Shortage is a sad state in which something needed cannot be obtained in sufficient amounts. Demand exceeds supply. Shortages were very common in the communist economies, as prices were controlled by governments and couldn’t rise to clear the market. Fortunately, in a free market without government interventions in the price mechanism, shortages occur rather seldom and are temporary.

Shortage is a sad state in which something needed cannot be obtained in sufficient amounts. Demand exceeds supply. Shortages were very common in the communist economies, as prices were controlled by governments and couldn’t rise to clear the market. Fortunately, in a free market without government interventions in the price mechanism, shortages occur rather seldom and are temporary.

Shortage of Gold Is Coming – Or Not

Despite these economic basics, some analysts fear the allegedly coming shortage of gold. They paint apocalyptic visions of people waiting in queues and trying to buy gold at all costs, with no single gram of gold available in the market. Sounds scary, right? Of course, it does, as the aim of these sellers of fear is to prompt you to buy gold. Fear and passion are among the most successful selling techniques. But remember, fear is the path to the dark side. Fear leads to anger. Anger leads to wrong investment decisions and hate. Hate and wrong investment decisions lead to losses and suffering.

Gold Shortage and Peak Gold

The idea of gold shortage is strictly connected with the concept of peak gold. Since we – of course! – have already gone beyond peak gold, the mining industry is headed for a dramatic supply shortage.

The only problem is that mining production did not enter a terminal decline. Instead, as one can see in the chart below, an upward trend started again in 2008. Hence, the gold bull’s hopes of peak gold and the upcoming gold shortage seem to be exaggerated.

Chart 1: Mining production (blue line, right axis, in tons), total supply (green line, right axis, in tons), and the price of gold (yellow line, left axis, annual average, in $) from 1997 (2002) to 2016.

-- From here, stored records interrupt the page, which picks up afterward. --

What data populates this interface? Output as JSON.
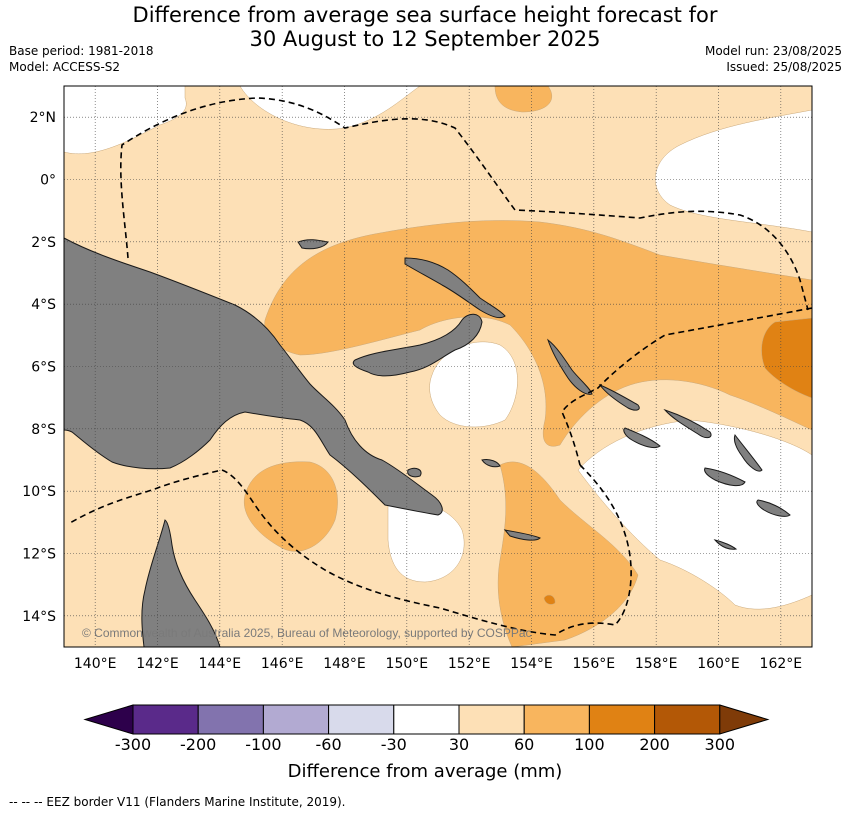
{
  "header": {
    "title_line1": "Difference from average sea surface height forecast for",
    "title_line2": "30 August to 12 September 2025",
    "base_period": "Base period: 1981-2018",
    "model": "Model: ACCESS-S2",
    "model_run": "Model run: 23/08/2025",
    "issued": "Issued: 25/08/2025"
  },
  "map": {
    "lon_range": [
      139,
      163
    ],
    "lat_range": [
      -15,
      3
    ],
    "lat_ticks": [
      "2°N",
      "0°",
      "2°S",
      "4°S",
      "6°S",
      "8°S",
      "10°S",
      "12°S",
      "14°S"
    ],
    "lon_ticks": [
      "140°E",
      "142°E",
      "144°E",
      "146°E",
      "148°E",
      "150°E",
      "152°E",
      "154°E",
      "156°E",
      "158°E",
      "160°E",
      "162°E"
    ],
    "grid": true,
    "copyright": "© Commonwealth of Australia 2025, Bureau of Meteorology, supported by COSPPac",
    "land_color": "#808080",
    "ocean_base_color": "#fde0b6"
  },
  "colorbar": {
    "title": "Difference from average (mm)",
    "labels": [
      "-300",
      "-200",
      "-100",
      "-60",
      "-30",
      "30",
      "60",
      "100",
      "200",
      "300"
    ],
    "colors": [
      "#5a2a8a",
      "#8273ae",
      "#b2aad2",
      "#d8daeb",
      "#ffffff",
      "#fde0b6",
      "#f8b55e",
      "#e08214",
      "#b35806"
    ],
    "low_extend_color": "#2d004b",
    "high_extend_color": "#7f3b08"
  },
  "footnote": "-- -- -- EEZ border V11 (Flanders Marine Institute, 2019)."
}
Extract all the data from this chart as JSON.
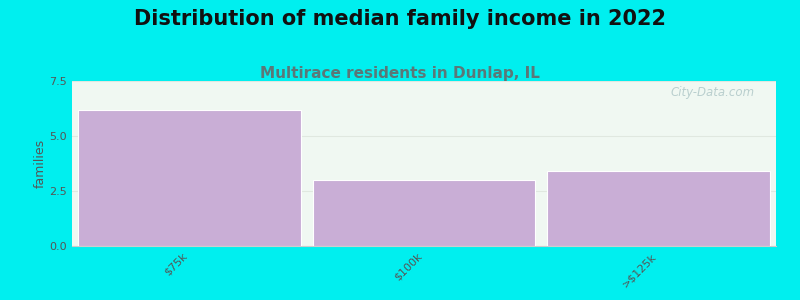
{
  "title": "Distribution of median family income in 2022",
  "subtitle": "Multirace residents in Dunlap, IL",
  "categories": [
    "$75k",
    "$100k",
    ">$125k"
  ],
  "values": [
    6.2,
    3.0,
    3.4
  ],
  "bar_color": "#c9aed6",
  "bar_edgecolor": "#ffffff",
  "background_color": "#00efef",
  "plot_bg_color": "#f0f8f2",
  "title_fontsize": 15,
  "subtitle_fontsize": 11,
  "subtitle_color": "#5a7878",
  "ylabel": "families",
  "ylabel_fontsize": 9,
  "ylim": [
    0,
    7.5
  ],
  "yticks": [
    0,
    2.5,
    5.0,
    7.5
  ],
  "watermark": "City-Data.com",
  "watermark_color": "#b0c8c8",
  "tick_label_fontsize": 8,
  "grid_color": "#e0e8e0",
  "bar_width": 0.95
}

Gold Shortage: mining production vs. gold price.

Many analysts don’t appreciate properly the power of the marvelous price mechanism. The scarcity of any commodity, including gold, would increase its price, encouraging new discoveries and production. Simultaneously, a higher price would dishearten some potential buyers, reducing the shortage and bringing the market closer to equilibrium.

Gold Shortage and Manipulation

Many people believe that the gold market is heavily manipulated. The Fed’s use of gold leasing and naked short selling of the precious metal on Comex led to the growing shortage of physical gold supply, at least in relation to the paper claims on gold. In other words, the belief is that the central banks and the corrupted financial system created more paper gold claims than there is bullion to satisfy them. There is simply not enough gold to back all the paper claims on the yellow metal. When people finally realize what is going on and the paper gold market collapses, the price of gold will skyrocket.

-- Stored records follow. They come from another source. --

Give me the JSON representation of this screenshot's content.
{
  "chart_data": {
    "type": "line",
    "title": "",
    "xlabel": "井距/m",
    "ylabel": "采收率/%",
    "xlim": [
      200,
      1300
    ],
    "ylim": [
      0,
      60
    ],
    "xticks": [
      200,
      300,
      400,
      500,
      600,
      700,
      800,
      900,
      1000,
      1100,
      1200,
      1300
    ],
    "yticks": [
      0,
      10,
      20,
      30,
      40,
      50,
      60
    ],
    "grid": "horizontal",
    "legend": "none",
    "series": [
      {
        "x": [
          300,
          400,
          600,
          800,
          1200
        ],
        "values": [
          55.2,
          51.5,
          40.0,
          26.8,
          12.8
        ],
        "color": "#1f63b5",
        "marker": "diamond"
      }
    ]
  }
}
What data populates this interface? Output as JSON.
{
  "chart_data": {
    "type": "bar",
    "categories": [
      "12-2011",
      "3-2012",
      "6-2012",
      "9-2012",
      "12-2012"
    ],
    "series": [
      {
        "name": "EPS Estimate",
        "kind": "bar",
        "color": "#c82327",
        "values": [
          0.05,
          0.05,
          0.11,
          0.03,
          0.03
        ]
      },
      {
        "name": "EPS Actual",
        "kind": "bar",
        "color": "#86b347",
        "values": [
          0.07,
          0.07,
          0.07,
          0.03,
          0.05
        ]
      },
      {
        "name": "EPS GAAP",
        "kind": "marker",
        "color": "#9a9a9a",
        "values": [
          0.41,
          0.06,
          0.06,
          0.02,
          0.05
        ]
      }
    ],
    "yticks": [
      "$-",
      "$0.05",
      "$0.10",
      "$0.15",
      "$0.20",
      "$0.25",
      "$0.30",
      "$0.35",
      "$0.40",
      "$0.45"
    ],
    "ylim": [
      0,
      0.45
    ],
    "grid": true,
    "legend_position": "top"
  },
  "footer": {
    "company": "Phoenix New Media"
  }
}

However, the claims about the disconnection between paper gold prices and physical demand are unfounded and result from ignoring the way the futures market works. The lack of physical delivery in the gold futures market is nothing strange, as the majority of transactions in the futures market (not only gold) are without physical delivery and are cancelled out by entering a covering position, because it is a much more convenient way of settling the contract and gaining exposure to the price movements.

Conclusions

What does it mean for the investors? Don’t listen to the so-called experts who have been calling “gold shortage” for years. Given the enormous gold holdings in the world, it’s actually hard to imagine a lasting shortage of the yellow metal. Indeed, gold usually remains in contango, not in backwardation, which implies that there is no supply shortage. Thus, forget this idea. Taking decisions based on false premises is the shortest way to suffer losses.